Светка стремительно обернулась на стуле. Тёмные Пашины брови изумлённо и радостно вскинулись вверх, дрогнули губы, но улыбнуться она не успела – опомнилась и, словно померкнув, медленно отвернулась к столу и склонилась над своей тарелкой. Алёнка шлёпнулась на пол. Шура подхватила её на руки, потискала, помяла и снова поставила на ножки, но уже по другую сторону стола, чтобы Светка могла видеть её, не оборачиваясь. Алёнка стояла дыбки честно, ни за что не держалась.

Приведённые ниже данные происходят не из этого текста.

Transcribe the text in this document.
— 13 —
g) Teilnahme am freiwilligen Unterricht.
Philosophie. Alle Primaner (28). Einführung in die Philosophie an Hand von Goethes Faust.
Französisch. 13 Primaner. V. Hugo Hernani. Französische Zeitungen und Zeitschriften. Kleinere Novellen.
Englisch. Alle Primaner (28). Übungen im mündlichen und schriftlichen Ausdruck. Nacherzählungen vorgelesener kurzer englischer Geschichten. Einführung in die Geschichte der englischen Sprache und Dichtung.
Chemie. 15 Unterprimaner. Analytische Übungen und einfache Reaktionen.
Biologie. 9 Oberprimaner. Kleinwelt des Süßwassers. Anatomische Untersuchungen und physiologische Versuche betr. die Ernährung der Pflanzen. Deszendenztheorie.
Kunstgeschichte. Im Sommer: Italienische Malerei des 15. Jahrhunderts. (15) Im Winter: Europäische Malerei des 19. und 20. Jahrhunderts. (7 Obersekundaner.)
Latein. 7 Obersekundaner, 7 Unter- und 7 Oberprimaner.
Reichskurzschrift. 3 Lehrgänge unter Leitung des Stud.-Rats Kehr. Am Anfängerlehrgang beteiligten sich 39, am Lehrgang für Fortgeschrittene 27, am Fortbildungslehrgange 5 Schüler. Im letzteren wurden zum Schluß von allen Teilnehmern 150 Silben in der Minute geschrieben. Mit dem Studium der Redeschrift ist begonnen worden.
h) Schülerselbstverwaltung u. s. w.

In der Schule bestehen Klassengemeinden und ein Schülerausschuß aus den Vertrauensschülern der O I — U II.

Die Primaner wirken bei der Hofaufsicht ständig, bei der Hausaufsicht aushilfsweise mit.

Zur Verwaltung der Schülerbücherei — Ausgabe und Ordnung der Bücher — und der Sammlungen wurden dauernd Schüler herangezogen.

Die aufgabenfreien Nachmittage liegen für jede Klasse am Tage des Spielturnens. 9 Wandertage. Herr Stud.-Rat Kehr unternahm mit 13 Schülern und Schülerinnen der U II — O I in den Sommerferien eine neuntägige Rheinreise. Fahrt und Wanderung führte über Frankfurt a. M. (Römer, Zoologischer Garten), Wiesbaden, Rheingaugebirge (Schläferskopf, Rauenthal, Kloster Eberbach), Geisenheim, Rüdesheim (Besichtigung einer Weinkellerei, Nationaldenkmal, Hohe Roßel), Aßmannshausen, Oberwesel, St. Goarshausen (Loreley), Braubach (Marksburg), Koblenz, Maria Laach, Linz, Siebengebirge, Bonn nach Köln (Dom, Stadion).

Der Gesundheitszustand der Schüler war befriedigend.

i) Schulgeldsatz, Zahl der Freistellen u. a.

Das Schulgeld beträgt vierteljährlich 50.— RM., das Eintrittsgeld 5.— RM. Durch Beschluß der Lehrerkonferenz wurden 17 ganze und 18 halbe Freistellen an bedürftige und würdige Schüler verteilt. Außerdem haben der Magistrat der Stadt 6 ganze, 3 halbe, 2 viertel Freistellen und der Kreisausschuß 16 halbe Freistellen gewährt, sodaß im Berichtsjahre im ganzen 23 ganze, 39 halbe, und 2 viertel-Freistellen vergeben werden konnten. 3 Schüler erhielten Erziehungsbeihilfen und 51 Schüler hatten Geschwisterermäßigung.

– Дыбки-дыбошки, стоят наши ножки… – лучась и сияя, пела Шура, присев перед ней на корточки. Крыльями раскинув руки, чтобы в любое мгновение подхватить, не дать упасть, испугаться, она ворковала, собирая всяческую милую чепуху:

  • А мы на эти ножки купим сапожки,
  • Ножки в сапожках бегут по дорожке…

А через несколько дней у Шуры разболелся зуб. Днём, уложив Алёнку, она с грелкой прилегла на тахту. Она слышала, как осторожно ходит в кухне, вернувшись из школы, Светка. Потом захныкала Алёнка в спальне.

Нужно было встать, но зуб пригрелся, боль притихла, и не было сил оторвать голову от тёплой грелки. Через силу стряхнув сон, Шура приподнялась, но тут же снова приникла к подушке.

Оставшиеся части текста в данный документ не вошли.